One of the greatest strengths of the URI network lies in the connection our Cooperation Circles (CCs) have with each other. Interfaith groups from around the world are able to share successes, challenges, and best practices with each other.
A key part of being involved in a learning community is sharing our reflections on events and programs that happen throughout our network. I'm constantly on the lookout for strategies and techniques used by CCs in order to amplify them to our network.
On May 22nd, I attended an event in San Rafael, CA organized by the Marin Interfaith Council (MIC) titled: "Faith in the Millennial Generation: An Interfaith Youth Panel." MIC is a Cooperation Circle in URI's North America region. I was so impressed with MIC's commitment to partnering with youth leaders in the community. The hard work their team put into focused outreach efforts and planning was evident.

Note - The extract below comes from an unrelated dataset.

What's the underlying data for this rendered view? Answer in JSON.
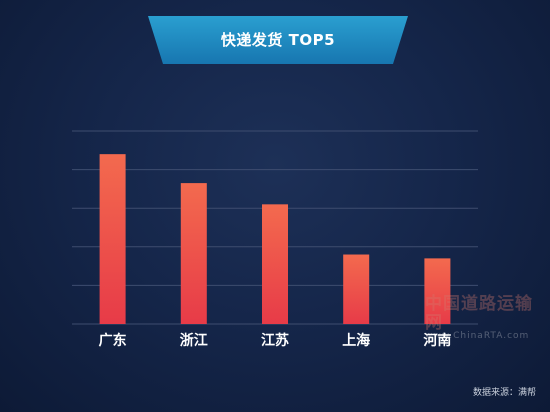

Here are a few youth leadership best practices I would like to point out:
- MIC invited a local high school student to serve on their board, Annie Reynolds, thus ensuring that a youth voice would be present during all of the council's official business and decision-making. Thus events like became rich and inclusive.
- MIC enlisted the help of a youth committee to take the lead on designing youth-focused events.

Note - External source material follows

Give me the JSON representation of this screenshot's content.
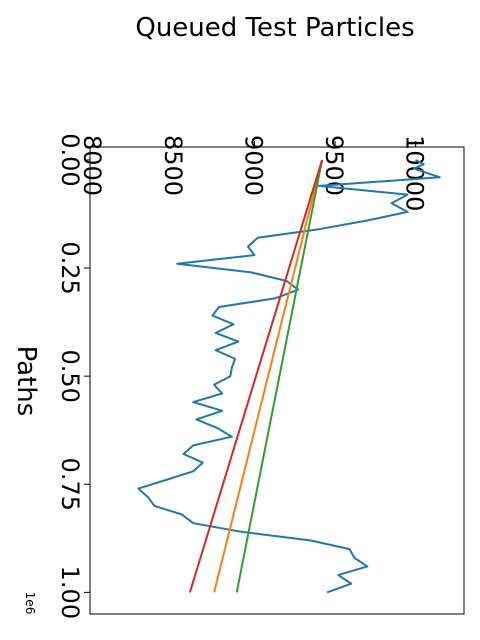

- The event was completely youth-led and facilitated. Aside from Executive Director Carol Hovis’s brief introduction, Annie (the high school board member) was the main presenter for the event. The panelists were all youth, and the event concluded with closing words from one of MIC's youth committee members. The success of having youth design and facilitate the event was evidenced in the large showing of high school students and young people in the audience.
- The panel was diverse and inclusive as it showcased the usually missing yet very important (especially in the North American context), atheist/agnostic youth voice.
- Most of the youth panelists were from organized congregations. Youth-focused events and leadership opportunities are a good way for interfaith councils to engage younger members of congregations in interfaith work.